You paid for the game, it is in your library, and you can play it. It feels owned. But digital games are almost always licensed rather than sold outright — and that distinction is not just wording.
License, not property
When you buy a digital game, you are generally buying a licence to play it under the store's terms — not a transferable piece of property like a disc on a shelf. The game's terms of service spell this out. In day-to-day use the difference is invisible: you install, you play, nothing feels different. The difference shows up at the edges.
Where the distinction matters
It matters when something changes. A licence is tied to an account and a platform, so a digital game generally cannot be resold or handed to someone else the way a physical copy can. If an account is lost or banned, the access to those games goes with it. And the licence depends on the platform continuing to operate.

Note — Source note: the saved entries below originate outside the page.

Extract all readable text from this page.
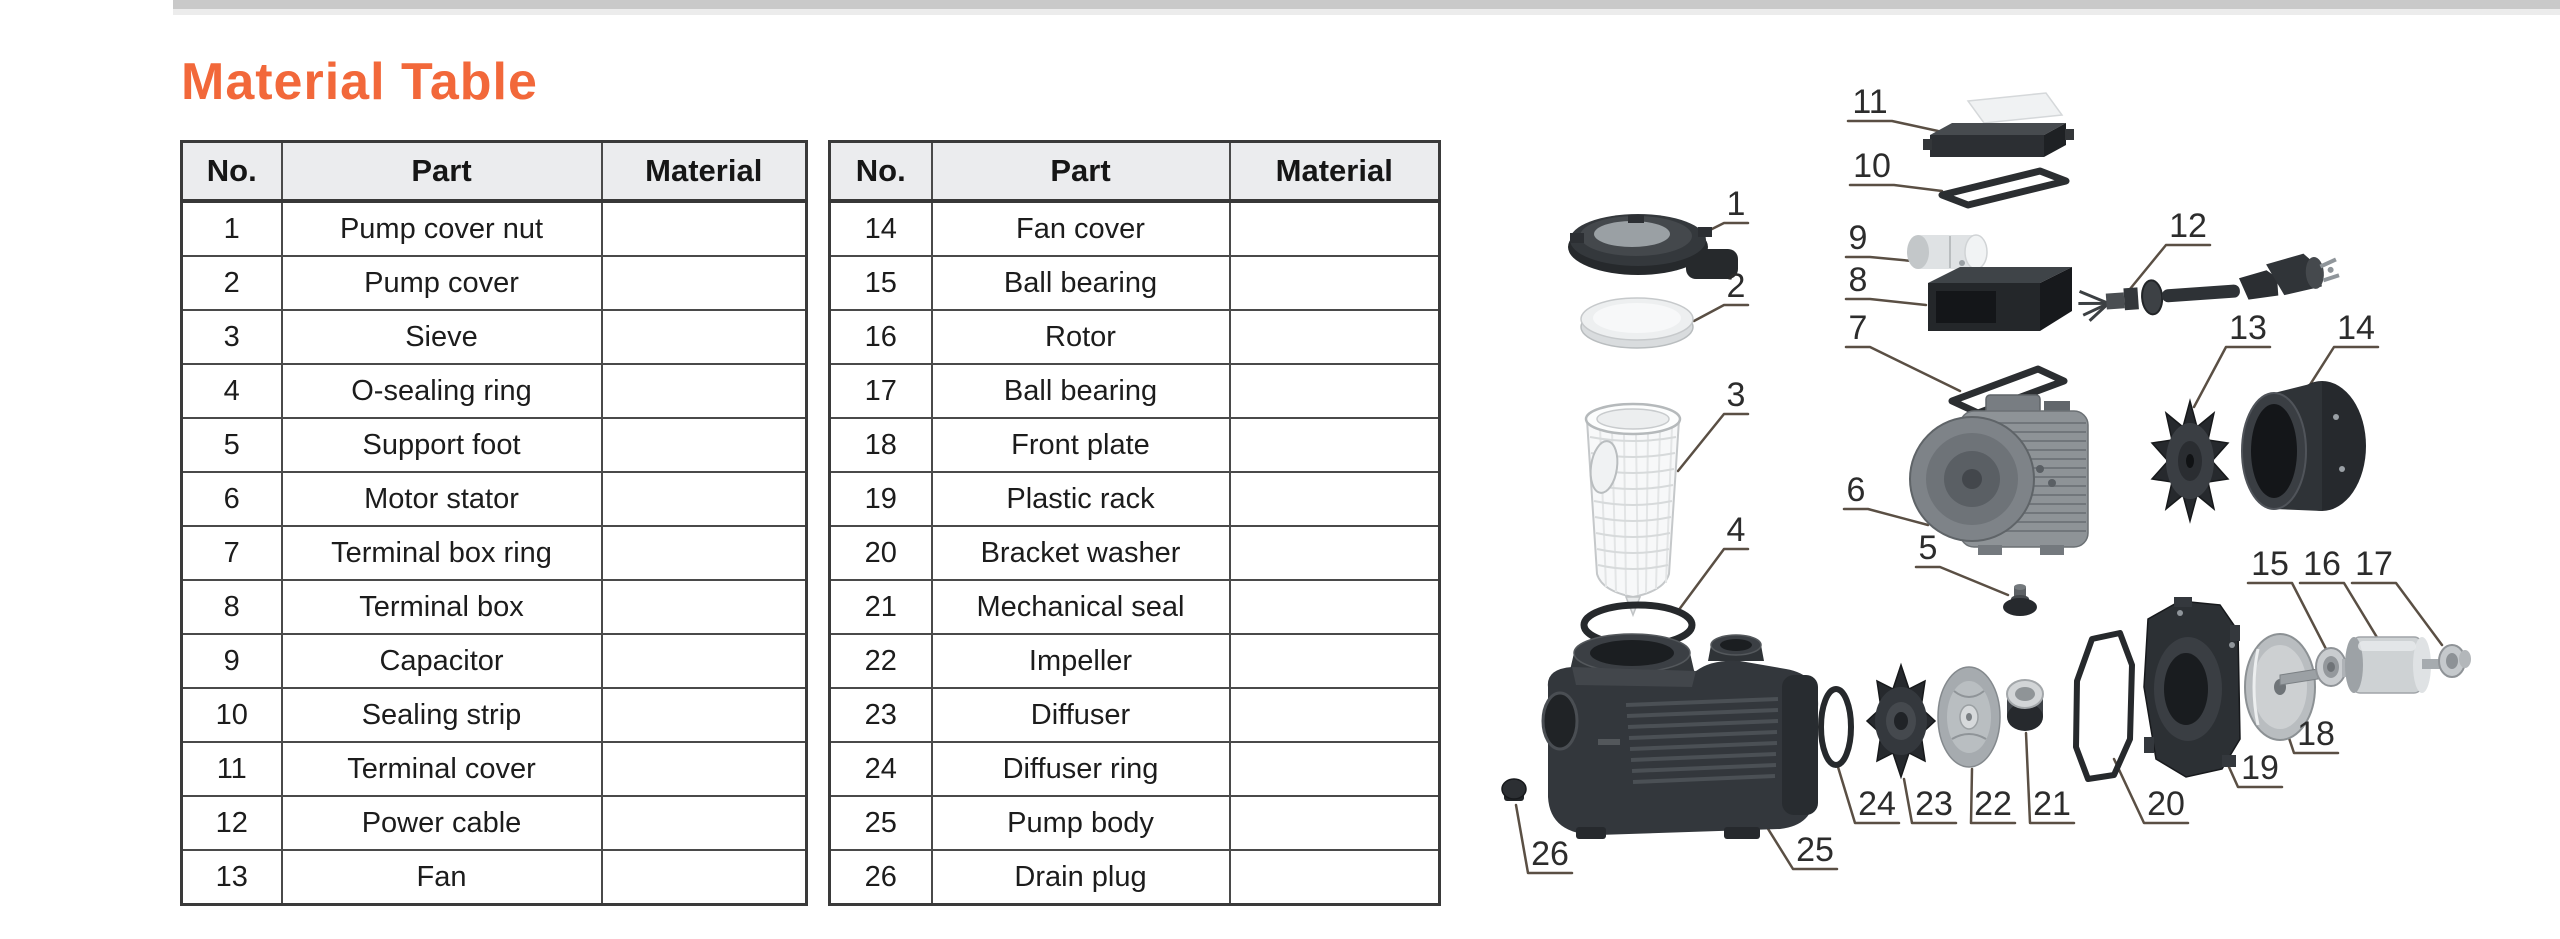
Material Table
No.	Part	Material
1	Pump cover nut	
2	Pump cover	
3	Sieve	
4	O-sealing ring	
5	Support foot	
6	Motor stator	
7	Terminal box ring	
8	Terminal box	
9	Capacitor	
10	Sealing strip	
11	Terminal cover	
12	Power cable	
13	Fan	
No.	Part	Material
14	Fan cover	
15	Ball bearing	
16	Rotor	
17	Ball bearing	
18	Front plate	
19	Plastic rack	
20	Bracket washer	
21	Mechanical seal	
22	Impeller	
23	Diffuser	
24	Diffuser ring	
25	Pump body	
26	Drain plug	
1
2
3
4	5
6
7
8
9
10
11
12
13 14
15 16 17
18
19
20
21
22
23
24
25
26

What happens if a store closes
This is the question people ask most. If a digital storefront shuts down, what happens to the games bought there depends entirely on that platform's design and promises. Some platforms let already-downloaded games keep working offline; some tie access to servers that would go away. There is no universal guarantee — it is set by each platform's terms, which is exactly why the terms are worth reading before building a large library.
Why it is debated
Digital ownership is an active debate. Players and preservation advocates argue that "buying" should mean something durable, and point to delisted games and shutdown services as proof of the risk. Storefronts argue the licence model is what makes digital distribution and its conveniences possible. Both sides are describing the same trade-off from different ends.
The takeaway
A digital game is a licence to play, governed by the platform's terms — not property you own outright. It usually cannot be resold, it is tied to an account, and its long-term availability depends on the platform. None of that means digital games are a bad deal — it means it is worth knowing what "buy" actually means before you build a library on it.